I am a Pakistani who has lived extensively in America, and
by lived I mean earned my living there lived, paid taxes and called America
home lived, not just went there on vacation every summer lived or went to
school for a couple of years lived. I have also simultaneously lived in
Pakistan in the same deep rooted way. I am probably not the only one with this
perspective, but I do feel it’s somewhat unique all the same to experience the
shifting sands in two countries that could not be more different during key
periods of change. I was in America when the twin towers were ruthlessly
attacked and experienced fear and anxiety rip the geniality right out of the American
populace. I was there to see it reborn and grow, slowly but surely, as almost
the entire political establishment erased bi-partisan battle lines to jointly
decide that tolerance and acceptance are two principles that must not be
allowed to die for America to be what it was meant to be.
And then Trump happened.
What this means for America is anybody’s guess at this
point. People can speculate all they want, but no one who doesn’t actually
lives in America as a minority can ever fully understand the despair this uncertainty
causes. We had been fighting hard for our right to exist in a country that we
saw was struggling with its identity, but under the leadership of a decent
human being was predominantly decent. We only had to fight because the racist,
sexist, isolationist underbelly of America had been marginalized to the point
where it was threatened enough to lash out and fight back. We saw this as the
death throes of a school of thought that had no place in a global community and
was dying its natural death.
But now, that ugly underbelly stands validated.

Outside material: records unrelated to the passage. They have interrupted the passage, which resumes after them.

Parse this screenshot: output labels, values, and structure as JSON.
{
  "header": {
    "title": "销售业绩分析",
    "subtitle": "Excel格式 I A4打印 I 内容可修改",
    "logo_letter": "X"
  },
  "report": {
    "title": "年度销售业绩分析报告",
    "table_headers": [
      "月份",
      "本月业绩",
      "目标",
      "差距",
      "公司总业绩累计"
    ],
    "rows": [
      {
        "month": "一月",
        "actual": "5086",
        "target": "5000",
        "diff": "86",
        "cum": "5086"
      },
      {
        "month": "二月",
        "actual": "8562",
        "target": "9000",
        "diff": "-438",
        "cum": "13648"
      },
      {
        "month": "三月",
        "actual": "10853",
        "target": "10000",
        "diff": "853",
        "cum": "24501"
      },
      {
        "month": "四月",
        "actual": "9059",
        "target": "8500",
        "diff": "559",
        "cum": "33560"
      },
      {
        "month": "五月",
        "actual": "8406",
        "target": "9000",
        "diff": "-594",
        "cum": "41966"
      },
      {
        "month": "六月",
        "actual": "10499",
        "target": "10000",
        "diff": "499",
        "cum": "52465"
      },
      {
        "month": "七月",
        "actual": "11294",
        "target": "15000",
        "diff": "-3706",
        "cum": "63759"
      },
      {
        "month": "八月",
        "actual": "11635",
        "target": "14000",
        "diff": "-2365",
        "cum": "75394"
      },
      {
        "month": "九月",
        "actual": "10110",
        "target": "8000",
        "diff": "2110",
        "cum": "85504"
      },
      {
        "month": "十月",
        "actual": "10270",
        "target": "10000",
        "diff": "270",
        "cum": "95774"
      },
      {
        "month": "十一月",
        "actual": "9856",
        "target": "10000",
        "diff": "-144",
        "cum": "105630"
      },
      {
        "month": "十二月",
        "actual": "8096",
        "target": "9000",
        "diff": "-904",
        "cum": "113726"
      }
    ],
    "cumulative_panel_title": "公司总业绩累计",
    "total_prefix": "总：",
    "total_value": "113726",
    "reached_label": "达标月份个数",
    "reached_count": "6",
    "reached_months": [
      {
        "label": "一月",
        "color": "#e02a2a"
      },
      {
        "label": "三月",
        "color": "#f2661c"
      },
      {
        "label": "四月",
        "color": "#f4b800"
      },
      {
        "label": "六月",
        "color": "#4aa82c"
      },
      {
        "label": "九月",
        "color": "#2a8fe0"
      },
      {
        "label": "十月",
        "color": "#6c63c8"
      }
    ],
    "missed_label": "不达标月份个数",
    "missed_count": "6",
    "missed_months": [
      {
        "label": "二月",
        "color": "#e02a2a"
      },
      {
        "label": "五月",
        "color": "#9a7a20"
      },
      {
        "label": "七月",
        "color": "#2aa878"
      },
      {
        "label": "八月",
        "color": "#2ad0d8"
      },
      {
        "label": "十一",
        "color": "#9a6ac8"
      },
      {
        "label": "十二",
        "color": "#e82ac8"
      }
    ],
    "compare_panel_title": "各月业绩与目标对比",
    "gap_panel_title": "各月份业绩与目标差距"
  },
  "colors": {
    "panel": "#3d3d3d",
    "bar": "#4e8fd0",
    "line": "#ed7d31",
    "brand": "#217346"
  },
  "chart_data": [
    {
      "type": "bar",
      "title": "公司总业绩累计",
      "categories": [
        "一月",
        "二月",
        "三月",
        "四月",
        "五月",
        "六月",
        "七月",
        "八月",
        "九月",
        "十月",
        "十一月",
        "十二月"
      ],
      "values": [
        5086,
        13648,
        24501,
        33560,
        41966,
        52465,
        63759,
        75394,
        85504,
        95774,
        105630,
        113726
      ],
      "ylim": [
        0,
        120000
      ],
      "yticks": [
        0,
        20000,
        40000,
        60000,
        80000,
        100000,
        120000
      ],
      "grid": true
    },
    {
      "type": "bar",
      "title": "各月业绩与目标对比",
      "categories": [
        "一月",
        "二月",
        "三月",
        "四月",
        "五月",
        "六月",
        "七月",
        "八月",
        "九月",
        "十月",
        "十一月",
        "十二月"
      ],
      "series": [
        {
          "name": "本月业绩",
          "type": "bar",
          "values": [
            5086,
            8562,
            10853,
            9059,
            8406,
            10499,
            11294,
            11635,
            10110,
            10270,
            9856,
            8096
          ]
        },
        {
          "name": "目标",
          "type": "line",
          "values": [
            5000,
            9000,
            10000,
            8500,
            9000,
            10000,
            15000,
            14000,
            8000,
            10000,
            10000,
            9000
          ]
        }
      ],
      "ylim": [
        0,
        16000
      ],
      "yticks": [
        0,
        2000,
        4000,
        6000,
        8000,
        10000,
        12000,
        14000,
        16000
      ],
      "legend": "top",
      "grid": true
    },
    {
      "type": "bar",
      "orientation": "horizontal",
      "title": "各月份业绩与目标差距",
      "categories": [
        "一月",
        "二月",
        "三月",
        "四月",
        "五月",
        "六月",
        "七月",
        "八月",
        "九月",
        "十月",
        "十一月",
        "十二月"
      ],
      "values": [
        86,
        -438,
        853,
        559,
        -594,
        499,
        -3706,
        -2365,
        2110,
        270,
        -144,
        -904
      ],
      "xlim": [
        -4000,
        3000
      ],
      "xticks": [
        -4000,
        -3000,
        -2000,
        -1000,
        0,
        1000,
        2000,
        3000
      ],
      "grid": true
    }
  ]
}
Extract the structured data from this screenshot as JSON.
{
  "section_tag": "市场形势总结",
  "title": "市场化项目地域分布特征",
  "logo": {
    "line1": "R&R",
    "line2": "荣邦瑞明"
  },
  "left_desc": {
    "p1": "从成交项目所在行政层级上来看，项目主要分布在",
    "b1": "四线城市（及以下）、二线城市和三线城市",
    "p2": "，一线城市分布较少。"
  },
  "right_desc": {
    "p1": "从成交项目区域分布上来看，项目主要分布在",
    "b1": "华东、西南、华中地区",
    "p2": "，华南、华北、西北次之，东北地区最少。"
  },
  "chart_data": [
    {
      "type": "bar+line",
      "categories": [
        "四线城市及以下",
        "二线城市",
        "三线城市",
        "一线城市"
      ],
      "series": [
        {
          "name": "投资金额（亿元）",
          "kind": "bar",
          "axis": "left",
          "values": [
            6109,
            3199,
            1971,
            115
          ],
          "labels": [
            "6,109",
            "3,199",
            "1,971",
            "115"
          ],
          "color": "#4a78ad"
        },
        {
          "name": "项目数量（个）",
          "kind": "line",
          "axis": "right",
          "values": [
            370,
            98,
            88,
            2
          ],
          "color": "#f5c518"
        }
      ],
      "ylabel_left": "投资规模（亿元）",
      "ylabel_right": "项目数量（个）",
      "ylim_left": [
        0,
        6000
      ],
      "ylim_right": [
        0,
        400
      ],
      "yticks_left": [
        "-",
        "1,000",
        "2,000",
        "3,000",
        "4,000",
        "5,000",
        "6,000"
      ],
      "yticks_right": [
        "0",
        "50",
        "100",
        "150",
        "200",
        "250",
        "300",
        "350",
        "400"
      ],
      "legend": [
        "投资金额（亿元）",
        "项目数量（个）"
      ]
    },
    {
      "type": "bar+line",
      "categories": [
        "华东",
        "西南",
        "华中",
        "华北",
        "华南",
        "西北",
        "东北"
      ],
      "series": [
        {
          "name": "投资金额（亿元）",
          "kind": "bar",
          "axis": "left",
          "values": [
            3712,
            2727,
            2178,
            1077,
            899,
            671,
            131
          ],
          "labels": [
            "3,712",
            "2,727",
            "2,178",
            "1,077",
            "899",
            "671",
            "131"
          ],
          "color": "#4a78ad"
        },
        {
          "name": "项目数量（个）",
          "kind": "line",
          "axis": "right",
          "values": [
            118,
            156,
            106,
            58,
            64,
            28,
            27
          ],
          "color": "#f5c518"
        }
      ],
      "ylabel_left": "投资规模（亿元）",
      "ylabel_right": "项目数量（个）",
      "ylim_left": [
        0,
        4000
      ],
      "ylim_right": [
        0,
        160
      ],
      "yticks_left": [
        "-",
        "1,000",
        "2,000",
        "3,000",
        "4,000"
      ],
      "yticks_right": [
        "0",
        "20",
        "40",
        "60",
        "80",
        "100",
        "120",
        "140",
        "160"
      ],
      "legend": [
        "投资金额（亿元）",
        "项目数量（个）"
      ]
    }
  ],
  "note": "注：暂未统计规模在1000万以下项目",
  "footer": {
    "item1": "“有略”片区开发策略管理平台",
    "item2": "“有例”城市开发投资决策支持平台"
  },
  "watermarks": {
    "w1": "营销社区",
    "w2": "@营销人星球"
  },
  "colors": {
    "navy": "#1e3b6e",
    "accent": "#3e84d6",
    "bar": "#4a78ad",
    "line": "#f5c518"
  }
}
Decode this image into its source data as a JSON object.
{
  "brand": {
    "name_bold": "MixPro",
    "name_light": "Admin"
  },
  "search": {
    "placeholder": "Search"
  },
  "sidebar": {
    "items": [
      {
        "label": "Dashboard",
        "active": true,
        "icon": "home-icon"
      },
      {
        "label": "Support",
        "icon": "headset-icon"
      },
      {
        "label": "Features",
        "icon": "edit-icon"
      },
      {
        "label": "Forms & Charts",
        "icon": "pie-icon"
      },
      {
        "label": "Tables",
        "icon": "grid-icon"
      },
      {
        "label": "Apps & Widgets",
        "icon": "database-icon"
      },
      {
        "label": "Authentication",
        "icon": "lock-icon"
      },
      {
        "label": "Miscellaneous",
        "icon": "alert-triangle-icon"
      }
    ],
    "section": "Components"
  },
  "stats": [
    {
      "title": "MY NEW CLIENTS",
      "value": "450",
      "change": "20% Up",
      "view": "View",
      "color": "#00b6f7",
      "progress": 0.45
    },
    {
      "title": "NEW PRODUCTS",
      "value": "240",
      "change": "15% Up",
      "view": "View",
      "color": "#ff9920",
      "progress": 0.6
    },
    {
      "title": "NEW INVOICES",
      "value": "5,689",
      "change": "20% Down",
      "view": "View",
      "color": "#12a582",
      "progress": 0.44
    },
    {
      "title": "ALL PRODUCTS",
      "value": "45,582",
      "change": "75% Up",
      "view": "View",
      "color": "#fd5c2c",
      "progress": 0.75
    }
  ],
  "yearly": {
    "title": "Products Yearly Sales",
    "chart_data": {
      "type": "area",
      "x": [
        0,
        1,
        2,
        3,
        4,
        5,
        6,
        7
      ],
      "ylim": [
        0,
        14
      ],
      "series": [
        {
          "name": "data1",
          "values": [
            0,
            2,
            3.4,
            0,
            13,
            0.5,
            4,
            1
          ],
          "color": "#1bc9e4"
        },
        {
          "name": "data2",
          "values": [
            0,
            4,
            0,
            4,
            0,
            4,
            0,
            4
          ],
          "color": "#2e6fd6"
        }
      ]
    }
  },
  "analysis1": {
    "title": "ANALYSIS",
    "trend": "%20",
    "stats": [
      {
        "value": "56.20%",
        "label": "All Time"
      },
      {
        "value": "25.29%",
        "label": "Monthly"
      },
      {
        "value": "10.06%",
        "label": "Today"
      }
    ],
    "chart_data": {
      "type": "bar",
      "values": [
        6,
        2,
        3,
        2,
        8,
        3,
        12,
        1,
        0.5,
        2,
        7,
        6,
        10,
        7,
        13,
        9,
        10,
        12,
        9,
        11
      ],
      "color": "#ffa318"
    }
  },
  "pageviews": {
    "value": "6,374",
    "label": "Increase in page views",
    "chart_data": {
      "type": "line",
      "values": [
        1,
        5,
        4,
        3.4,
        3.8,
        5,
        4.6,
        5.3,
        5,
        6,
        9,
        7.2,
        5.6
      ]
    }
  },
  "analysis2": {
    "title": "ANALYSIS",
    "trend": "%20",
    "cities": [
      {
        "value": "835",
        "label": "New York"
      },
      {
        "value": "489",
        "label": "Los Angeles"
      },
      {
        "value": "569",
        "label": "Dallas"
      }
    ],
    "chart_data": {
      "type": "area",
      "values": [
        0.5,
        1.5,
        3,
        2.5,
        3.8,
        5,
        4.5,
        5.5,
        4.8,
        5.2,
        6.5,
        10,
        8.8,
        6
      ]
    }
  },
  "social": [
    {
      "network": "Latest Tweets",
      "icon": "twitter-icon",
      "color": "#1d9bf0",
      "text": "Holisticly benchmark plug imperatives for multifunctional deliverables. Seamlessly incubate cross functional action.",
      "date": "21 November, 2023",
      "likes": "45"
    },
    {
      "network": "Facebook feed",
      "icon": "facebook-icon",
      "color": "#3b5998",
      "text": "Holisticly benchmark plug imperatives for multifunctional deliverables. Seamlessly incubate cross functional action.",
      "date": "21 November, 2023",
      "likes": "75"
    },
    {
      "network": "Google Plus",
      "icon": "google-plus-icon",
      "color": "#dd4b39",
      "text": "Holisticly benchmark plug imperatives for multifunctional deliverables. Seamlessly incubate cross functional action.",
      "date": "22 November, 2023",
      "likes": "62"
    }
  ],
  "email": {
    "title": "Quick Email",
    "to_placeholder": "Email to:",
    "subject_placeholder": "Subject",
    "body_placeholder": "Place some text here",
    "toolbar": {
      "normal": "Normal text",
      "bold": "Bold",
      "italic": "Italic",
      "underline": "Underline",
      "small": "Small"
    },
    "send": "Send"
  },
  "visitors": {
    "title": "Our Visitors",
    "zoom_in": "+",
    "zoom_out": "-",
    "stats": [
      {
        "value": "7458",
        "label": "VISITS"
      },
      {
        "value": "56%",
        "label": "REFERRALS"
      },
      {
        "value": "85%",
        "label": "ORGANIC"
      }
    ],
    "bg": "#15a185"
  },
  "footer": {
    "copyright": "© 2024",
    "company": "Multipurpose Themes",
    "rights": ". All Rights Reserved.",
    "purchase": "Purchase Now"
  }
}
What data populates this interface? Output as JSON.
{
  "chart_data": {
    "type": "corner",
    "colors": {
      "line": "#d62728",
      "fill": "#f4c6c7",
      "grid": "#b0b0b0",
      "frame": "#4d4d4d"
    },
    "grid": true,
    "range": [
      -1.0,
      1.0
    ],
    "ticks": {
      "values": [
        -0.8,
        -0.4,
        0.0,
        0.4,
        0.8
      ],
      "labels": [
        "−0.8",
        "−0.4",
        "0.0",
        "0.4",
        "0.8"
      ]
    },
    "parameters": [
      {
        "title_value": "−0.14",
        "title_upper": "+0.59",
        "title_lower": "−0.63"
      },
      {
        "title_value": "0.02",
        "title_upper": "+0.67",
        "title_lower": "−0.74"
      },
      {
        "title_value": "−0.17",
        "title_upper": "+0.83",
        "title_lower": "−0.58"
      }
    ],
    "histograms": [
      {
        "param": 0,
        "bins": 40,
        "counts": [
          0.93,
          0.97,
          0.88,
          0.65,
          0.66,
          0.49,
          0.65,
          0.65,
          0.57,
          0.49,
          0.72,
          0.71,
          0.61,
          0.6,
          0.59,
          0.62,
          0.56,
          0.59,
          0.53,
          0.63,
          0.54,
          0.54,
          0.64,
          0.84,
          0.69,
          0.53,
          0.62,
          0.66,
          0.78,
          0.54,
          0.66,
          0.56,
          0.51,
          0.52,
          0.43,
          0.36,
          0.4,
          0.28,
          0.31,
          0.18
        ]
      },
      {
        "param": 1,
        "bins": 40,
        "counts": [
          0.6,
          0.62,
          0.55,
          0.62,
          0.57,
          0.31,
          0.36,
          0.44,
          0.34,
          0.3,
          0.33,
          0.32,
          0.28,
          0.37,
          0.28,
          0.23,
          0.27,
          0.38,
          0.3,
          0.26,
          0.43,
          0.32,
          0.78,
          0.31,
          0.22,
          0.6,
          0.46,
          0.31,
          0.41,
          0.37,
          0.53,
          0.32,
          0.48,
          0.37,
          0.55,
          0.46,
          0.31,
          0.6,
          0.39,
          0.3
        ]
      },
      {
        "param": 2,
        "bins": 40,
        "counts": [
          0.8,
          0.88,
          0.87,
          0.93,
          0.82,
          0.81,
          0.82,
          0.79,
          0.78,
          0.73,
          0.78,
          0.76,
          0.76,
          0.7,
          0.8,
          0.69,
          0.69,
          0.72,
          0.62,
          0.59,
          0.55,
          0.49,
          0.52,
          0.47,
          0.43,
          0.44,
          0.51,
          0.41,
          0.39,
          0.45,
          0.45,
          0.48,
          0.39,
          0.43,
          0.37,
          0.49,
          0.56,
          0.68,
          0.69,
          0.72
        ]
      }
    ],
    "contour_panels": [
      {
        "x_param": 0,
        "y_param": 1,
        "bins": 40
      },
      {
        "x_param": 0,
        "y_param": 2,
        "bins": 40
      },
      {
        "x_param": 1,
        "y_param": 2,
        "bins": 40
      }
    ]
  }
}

The POTUS-elect came in to power by stoking this dying fire
of hatred to a roaring flame. The impact of this has already been spreading in America
in the form of random racist attacks that have gone up in frequency since Trump
got the GOP nomination and now they will get worse because the perpetrators
will know that the most powerful man in the country is one of them. He has
legitimized the worst behavior imaginable in a civilized society; he even
prodded his followers to shoot his political rival dead soon after
impersonating a disabled person in the most shameful way imaginable at a press
conference. He has routinely molested women because he felt entitled to do so
and could not even be bothered to apologize for it when caught red handed. Having
such a person as a successful businessman is bad enough, but to have him is a
President is a reality so frightening that it is difficult to encompass the
fear and agony of it into words.
Most people in Pakistan don’t get it. They can’t. I don’t blame
them. They don’t know what it’s like to be a minority in a country which wants
to accept you wholeheartedly but stops just shy because of a legacy that it’s
trying very hard to shed. They don’t get it because they don’t have an
immigrant population which is as diverse, as voluminous and as entrenched in
the very roots of a nation as the one in America. I don’t blame the people of
Pakistan, or for anywhere else when they think it’s just embarrassing and
hilarious that the ‘goras’ are dumb enough or ignorant or belligerent or
whatever enough to elect someone like Trump. They don’t know, nor can they
comprehend, the implication of such an election on the minorities, on women, on
foreign policy on the day to day lives of people who call America home and will
now be told every day, on the sub way, at the grocery store, at their jobs that
their time is up, that the white supremacists are back in power bitches and its
game over for everyone else. They do not bear the scars of random, seemingly
harmless acts of racism that will grow bolder, more frequent and more violent
now because the head of the state does it too. I don’t expect them to
understand the fear and the apprehension I feel as I pack my bags to fly back
to my home in America in two days. I don’t expect them to empathize with the
anxiety this palpable uncertainty is causing across the very fabric of the
American landscape. I will find that empathy in America alone and for all
anyone knows, not even there, for long, anymore.